Networking also will substitute for the one thing that cannot be duplicated from other Clarion events—new product exhibits. While Clarion did explore offering virtual exhibits, it ultimately was determined that product information will be available through the event sponsors. “We felt that the tool we’re using at the moment will give people the opportunity to download product documents and connect directly with the sponsors,” said Credland.
Credland said he feels digital conferences—which are multiplying by the week during the industry shutdown—will remain an important tool after the casinos reopen. “I do think the digital aspect will be more of a complement to the physical shows,” he said. “The shows will still be around, but the digital elements will add more benefit to the events as well.”

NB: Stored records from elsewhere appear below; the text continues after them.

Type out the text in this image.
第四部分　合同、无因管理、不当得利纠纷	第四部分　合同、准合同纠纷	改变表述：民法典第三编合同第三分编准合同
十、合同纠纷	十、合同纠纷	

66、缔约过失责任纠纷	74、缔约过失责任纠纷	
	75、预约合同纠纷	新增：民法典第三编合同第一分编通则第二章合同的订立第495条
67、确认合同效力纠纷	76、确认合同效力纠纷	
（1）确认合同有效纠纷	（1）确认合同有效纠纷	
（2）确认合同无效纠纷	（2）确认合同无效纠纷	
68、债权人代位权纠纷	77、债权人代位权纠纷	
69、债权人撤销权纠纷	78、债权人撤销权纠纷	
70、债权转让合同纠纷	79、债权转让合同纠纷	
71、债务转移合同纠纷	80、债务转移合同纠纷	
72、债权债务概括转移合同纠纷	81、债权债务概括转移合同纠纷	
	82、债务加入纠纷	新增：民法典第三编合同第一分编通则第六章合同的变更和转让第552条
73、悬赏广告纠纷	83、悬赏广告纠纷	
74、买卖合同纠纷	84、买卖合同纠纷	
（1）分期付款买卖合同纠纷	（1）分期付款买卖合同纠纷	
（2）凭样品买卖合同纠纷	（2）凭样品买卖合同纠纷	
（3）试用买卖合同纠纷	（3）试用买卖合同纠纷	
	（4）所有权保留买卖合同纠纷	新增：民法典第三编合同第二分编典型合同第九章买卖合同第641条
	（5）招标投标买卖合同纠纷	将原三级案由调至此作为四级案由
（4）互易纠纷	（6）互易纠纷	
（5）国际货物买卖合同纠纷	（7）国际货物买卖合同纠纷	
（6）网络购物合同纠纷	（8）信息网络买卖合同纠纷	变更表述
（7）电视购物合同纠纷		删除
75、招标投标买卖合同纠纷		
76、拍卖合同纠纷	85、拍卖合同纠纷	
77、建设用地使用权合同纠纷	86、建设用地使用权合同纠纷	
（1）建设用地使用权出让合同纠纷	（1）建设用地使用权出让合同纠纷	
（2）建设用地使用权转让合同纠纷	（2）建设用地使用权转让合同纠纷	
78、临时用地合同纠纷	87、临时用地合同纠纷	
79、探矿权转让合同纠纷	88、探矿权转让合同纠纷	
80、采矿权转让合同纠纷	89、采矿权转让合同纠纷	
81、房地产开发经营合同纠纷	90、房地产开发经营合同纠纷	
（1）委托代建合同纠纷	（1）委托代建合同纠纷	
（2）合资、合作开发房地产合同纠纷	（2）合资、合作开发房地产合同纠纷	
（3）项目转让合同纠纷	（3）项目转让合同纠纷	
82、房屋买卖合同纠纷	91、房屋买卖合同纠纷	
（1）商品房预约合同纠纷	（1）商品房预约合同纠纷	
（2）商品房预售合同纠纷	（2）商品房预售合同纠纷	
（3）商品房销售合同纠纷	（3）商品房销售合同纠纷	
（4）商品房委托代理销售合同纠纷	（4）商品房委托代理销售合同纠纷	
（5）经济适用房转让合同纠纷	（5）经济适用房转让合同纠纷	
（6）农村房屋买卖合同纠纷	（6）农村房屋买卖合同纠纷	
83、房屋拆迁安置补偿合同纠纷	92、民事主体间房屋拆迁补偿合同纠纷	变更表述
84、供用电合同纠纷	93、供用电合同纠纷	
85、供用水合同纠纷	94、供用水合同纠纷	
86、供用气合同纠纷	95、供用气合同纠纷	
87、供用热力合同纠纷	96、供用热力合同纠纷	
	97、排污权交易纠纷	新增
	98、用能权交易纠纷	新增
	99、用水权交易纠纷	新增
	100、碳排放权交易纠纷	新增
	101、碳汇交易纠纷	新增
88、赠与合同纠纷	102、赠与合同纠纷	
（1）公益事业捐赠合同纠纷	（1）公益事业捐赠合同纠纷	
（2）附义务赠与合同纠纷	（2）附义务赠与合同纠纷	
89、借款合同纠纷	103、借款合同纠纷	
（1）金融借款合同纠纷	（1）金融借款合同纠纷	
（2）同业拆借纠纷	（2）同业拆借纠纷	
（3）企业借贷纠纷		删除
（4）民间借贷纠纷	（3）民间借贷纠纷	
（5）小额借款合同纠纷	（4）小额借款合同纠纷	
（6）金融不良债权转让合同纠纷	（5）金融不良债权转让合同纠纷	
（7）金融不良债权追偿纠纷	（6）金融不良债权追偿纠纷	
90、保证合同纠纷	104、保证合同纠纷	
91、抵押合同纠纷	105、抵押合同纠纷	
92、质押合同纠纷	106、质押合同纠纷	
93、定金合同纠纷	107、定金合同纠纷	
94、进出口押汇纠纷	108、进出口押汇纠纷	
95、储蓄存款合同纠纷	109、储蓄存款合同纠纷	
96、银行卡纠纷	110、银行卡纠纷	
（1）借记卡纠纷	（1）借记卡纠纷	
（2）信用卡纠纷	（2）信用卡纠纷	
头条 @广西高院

In the meantime, ICE North America Digital is shaping up as an important interim event while the land-based industry is idle. “The North American market is so fast-moving that regulations and solutions are changing all the time,” Credland said in the latest press statement. “Now more than ever, there is a need for a collective approach where we can all share our experience and know-how on how we move forward, and we’re delighted to be able to facilitate this for free.”